ECLI:NL:RVS:2002:AF1732
Raad van State
- Hoger beroep
- E.M.H. Hirsch Ballin
- S.W. Schortinghuis
- Rechtspraak.nl
Hoger beroep tegen afwijzing huursubsidie door Staatssecretaris van Volkshuisvesting
In deze zaak gaat het om een hoger beroep van een appellant tegen de uitspraak van de rechtbank te Groningen, die op 17 april 2002 het beroep ongegrond verklaarde tegen de afwijzing van een verzoek om huursubsidie door de Staatssecretaris van Volkshuisvesting, Ruimtelijke Ordening en Milieubeheer. De Staatssecretaris had op 3 december 1999 het verzoek om huursubsidie voor de periode van 1 juli 1999 tot 1 november 1999 afgewezen. Dit besluit werd door de Staatssecretaris op 8 augustus 2000 in het kader van het bezwaar ongegrond verklaard.

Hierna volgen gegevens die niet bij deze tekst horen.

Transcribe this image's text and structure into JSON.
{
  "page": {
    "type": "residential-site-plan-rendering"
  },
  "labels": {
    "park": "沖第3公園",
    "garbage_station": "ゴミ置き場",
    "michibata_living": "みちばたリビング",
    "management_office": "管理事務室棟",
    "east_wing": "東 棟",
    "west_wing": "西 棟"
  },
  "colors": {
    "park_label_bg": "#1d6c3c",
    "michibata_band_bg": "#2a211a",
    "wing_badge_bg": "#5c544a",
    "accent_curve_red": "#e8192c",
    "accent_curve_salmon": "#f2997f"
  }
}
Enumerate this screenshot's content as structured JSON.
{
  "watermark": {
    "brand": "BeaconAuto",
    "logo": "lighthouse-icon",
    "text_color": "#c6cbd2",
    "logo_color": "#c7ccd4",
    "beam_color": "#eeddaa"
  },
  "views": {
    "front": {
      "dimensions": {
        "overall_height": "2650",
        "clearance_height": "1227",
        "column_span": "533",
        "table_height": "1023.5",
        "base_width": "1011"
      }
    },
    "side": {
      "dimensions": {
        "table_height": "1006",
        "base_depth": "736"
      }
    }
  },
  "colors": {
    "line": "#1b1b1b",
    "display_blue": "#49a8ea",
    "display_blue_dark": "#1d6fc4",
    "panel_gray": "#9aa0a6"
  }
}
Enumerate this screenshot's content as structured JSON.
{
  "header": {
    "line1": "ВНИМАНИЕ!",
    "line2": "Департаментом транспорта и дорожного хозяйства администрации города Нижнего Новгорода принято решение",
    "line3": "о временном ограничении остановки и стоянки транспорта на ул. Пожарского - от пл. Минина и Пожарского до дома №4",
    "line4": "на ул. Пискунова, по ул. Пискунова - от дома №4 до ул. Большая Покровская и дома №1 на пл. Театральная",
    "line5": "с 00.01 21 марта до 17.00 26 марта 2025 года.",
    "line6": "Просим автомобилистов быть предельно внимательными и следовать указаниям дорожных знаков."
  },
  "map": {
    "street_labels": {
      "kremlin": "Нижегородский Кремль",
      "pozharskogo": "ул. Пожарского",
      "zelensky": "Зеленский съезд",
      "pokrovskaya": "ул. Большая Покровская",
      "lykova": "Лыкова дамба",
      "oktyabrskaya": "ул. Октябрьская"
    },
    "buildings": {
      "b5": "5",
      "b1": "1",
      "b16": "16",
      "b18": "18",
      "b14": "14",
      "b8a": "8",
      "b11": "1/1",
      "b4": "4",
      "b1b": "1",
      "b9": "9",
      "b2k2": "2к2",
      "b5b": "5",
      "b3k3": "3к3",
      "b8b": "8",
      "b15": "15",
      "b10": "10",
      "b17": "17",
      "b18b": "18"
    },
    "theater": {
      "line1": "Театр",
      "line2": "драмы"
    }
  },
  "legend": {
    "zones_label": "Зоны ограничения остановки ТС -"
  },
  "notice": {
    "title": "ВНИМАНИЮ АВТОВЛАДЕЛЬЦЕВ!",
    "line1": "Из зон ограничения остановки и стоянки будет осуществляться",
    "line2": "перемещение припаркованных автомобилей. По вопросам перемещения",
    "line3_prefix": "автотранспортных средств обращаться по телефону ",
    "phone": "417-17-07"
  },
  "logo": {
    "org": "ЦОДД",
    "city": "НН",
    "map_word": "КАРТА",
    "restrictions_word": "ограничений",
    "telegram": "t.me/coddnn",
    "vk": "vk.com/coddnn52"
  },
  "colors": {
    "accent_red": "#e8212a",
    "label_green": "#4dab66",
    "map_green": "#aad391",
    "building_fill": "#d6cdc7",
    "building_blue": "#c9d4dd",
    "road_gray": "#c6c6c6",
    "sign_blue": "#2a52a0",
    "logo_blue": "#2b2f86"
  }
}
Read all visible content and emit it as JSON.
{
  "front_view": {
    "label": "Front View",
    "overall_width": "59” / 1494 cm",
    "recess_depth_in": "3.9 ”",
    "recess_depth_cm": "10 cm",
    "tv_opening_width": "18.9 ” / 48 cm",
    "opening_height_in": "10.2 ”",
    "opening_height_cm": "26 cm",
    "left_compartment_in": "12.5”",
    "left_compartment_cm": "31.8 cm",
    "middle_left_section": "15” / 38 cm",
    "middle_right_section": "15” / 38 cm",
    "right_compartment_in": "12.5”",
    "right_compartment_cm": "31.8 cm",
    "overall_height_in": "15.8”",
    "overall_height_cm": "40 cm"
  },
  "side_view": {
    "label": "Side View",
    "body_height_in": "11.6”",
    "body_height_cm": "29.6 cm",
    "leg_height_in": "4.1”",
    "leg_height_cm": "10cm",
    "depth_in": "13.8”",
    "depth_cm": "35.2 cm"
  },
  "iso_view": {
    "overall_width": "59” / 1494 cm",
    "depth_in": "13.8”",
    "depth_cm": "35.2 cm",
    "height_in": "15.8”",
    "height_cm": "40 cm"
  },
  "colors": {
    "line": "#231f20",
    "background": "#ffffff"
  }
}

De appellant heeft hiertegen hoger beroep ingesteld bij de Raad van State, waarbij de gronden zijn aangevuld in juni 2002. De zaak is behandeld op 1 november 2002, waarbij de Minister van Volkshuisvesting, Ruimtelijke Ordening en Milieubeheer vertegenwoordigd was door mr. M.J.C. van Amerongen.
De Afdeling bestuursrechtspraak van de Raad van State heeft in haar overwegingen vastgesteld dat het betoog van de appellant in hoger beroep niet leidt tot een andere conclusie dan die van de rechtbank. De Afdeling is van oordeel dat de Staatssecretaris pas met ingang van 1 november 1999 huursubsidie aan de appellant behoefde toe te kennen, omdat de broer van de appellant tot 26 oktober 1999 als eigenaar en bewoner op het woonadres stond ingeschreven. De Afdeling bevestigt ook het oordeel van de rechtbank dat de Staatssecretaris terecht geen toepassing heeft gegeven aan artikel 9, tweede lid, van de Huursubsidiewet.
Uiteindelijk is het hoger beroep ongegrond verklaard en wordt de aangevallen uitspraak bevestigd. Er is geen aanleiding voor een proceskostenveroordeling. De uitspraak is gedaan in naam der Koningin en openbaar uitgesproken op 11 december 2002.